Isn't this exactly what is happening in the world? Aren't we dominated by a few extremely wealthy people whose "success" is built on the oppression of all others, and the destruction of the planet?  Aren't the people who have long been lulled into submission finally working out the mythology of centuries, and moving to overthrow them? We are living in the last generation before the revolution - before the chaos that characterises social and political meltdown, but which is the only way for new structures to emerge.

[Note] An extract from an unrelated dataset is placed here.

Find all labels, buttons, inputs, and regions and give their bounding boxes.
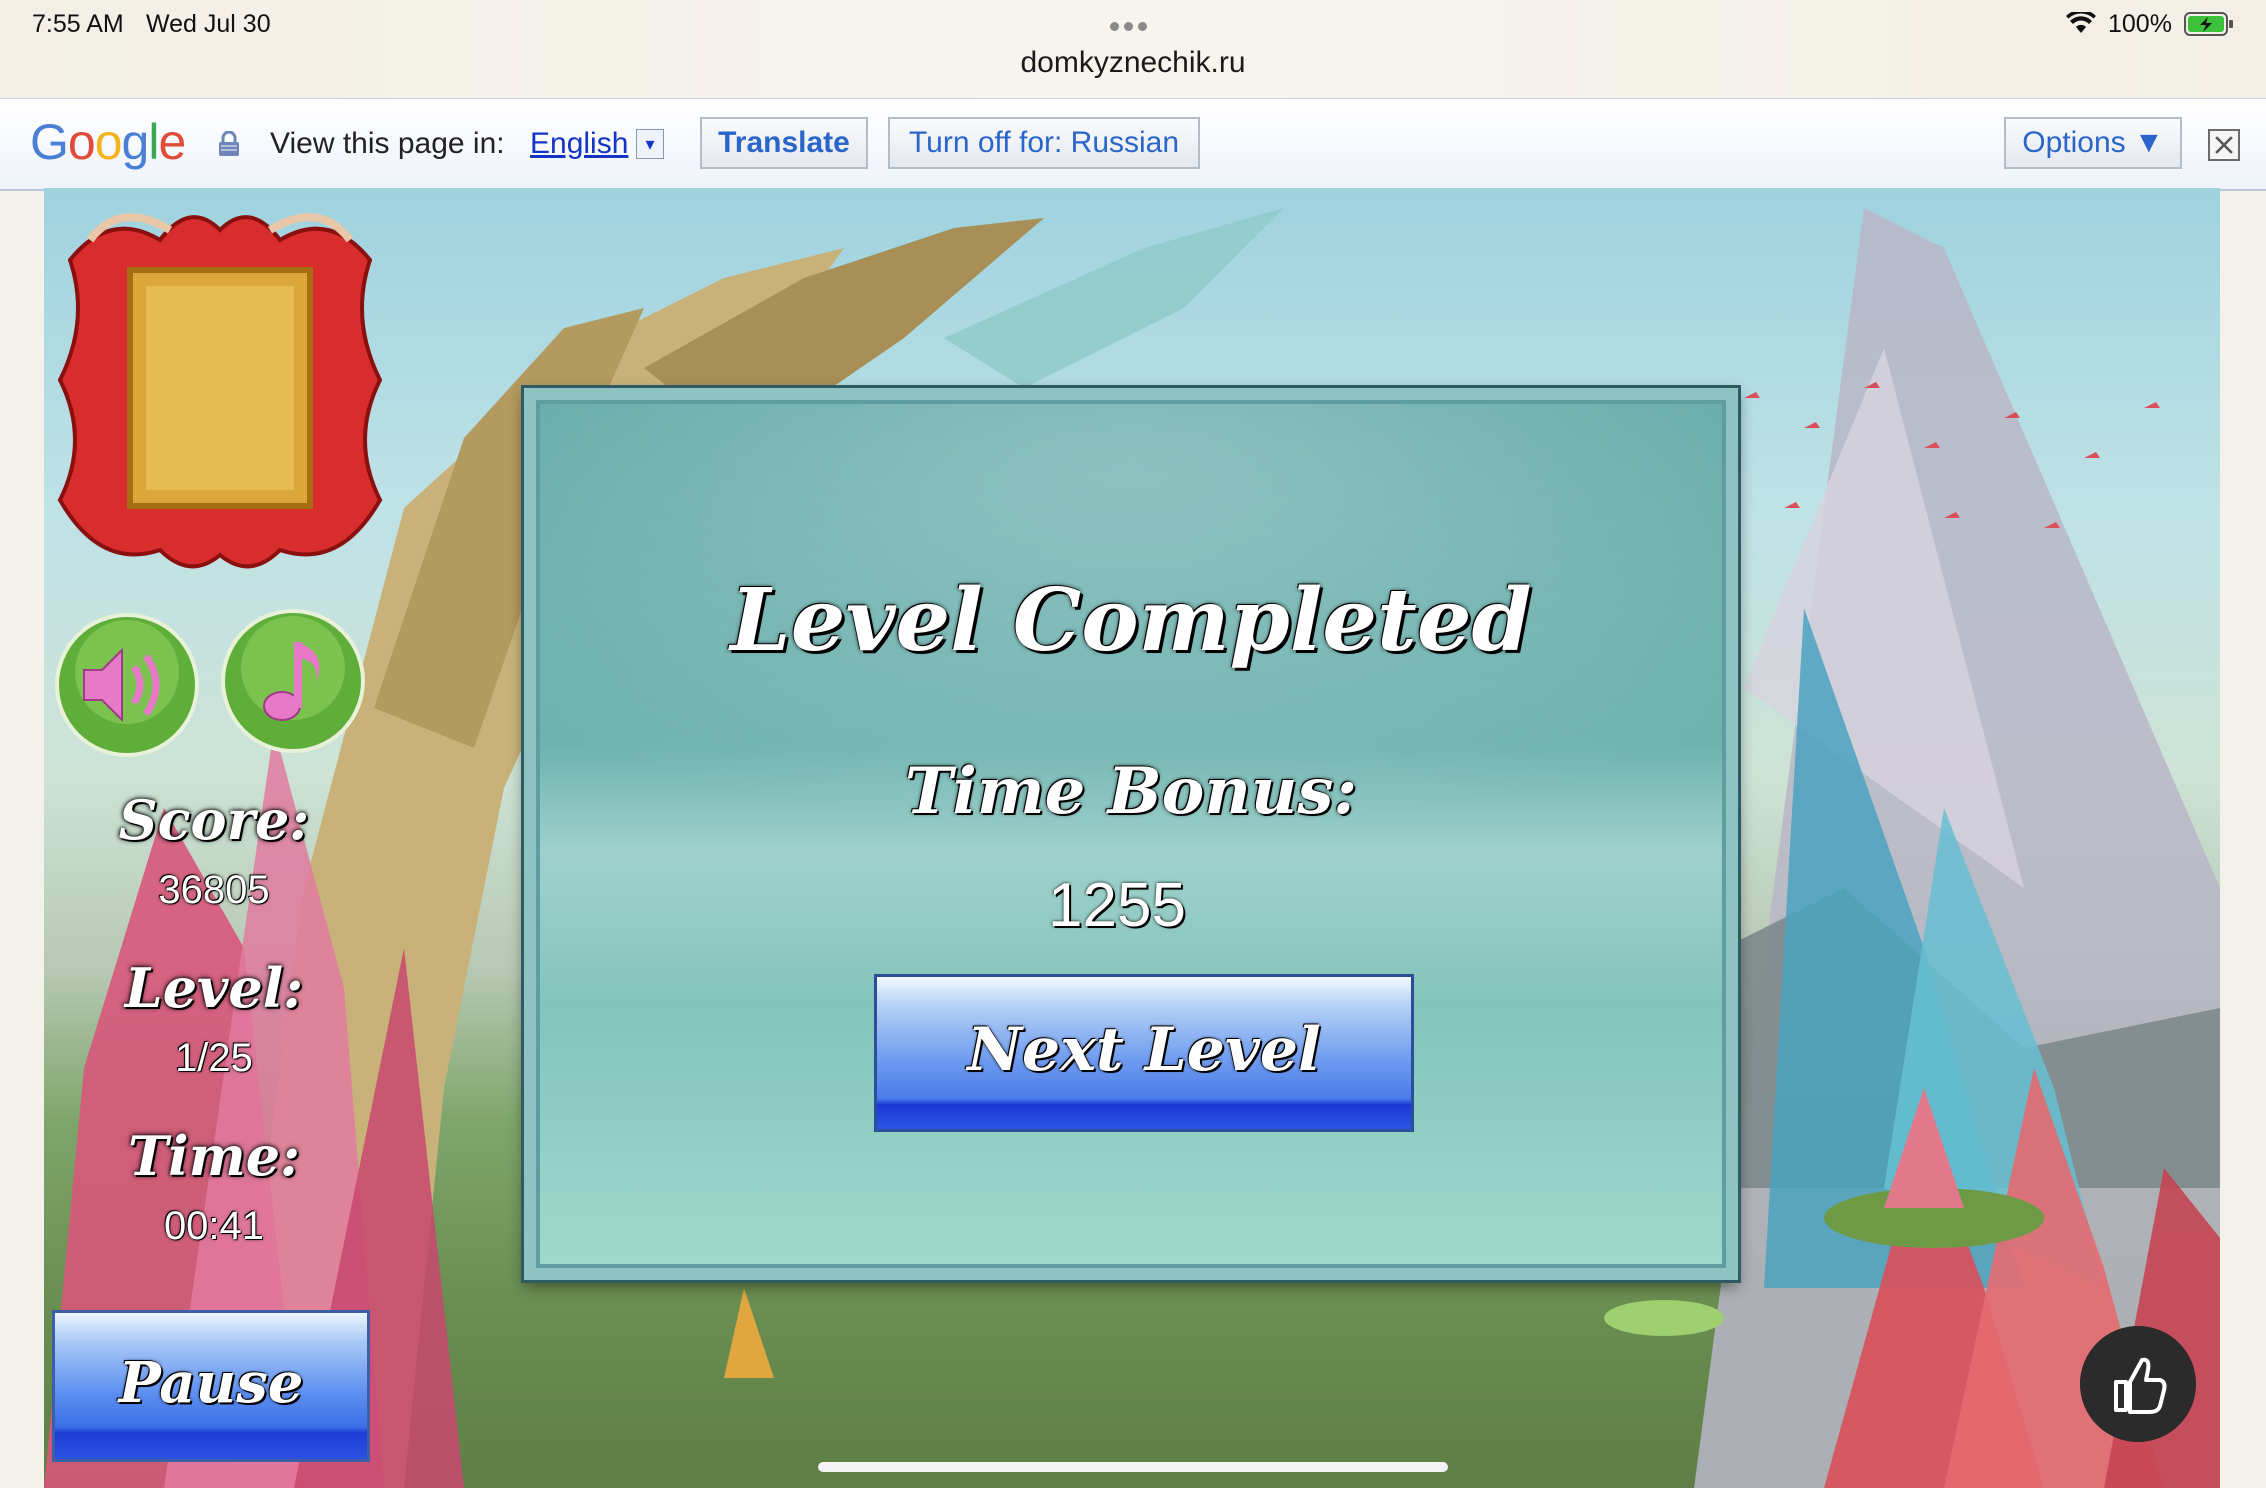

Misia Butler as Caeneus and Aurora Perrineau as Riddy

It's crucial to KAOS's power as drama of the current moment that its casting embraces "diversity".  Covell's approach, unlike most directors working in mainstream media, is not tokenistic but very carefully considered and central to their work's meaning. Eurydice (Riddy) is a mixed race woman with feminist credentials. Her companion in revealing the reality of the Underworld is Caeneus, a trans man. In each case, and elsewhere, the casting itself illuminates both the original mythology and the way in which it is being used here. The myth of Caeneus has always seemed to me particularly unpleasant and problematic: assigned female at birth, Caeneus was raped by Poseidon, who then granted his wish to be made male so that he would never be raped again. He was, however, murdered by the centaurs as they taunted him over not "really" being male. In KAOS, Caeneus is assigned female at birth in an Amazon community, but is aware from the start of being trans, and is supported by his mother, for whom he waits in the Underworld. His sexual encounter with Riddy is natural and simple, although socially transgressive, and it is this love affair that allows them to understand the reality of the gods, and to begin the process of undermining their power. At the end of the series, Caeneus remains in the Underworld, able to survive beyond the moment when he's supposed to become Meander water, and Riddy is on the surface, carrying her revolutionary knowledge.  

So yes - there could be a series in which they proclaim the truth, get ignored, then persuade, and either triumph or not - but we don't need that.  KAOS, utterly brilliantly, has arrived at exactly the moment in world history for which it was made. We will look back in wonder at its prescience.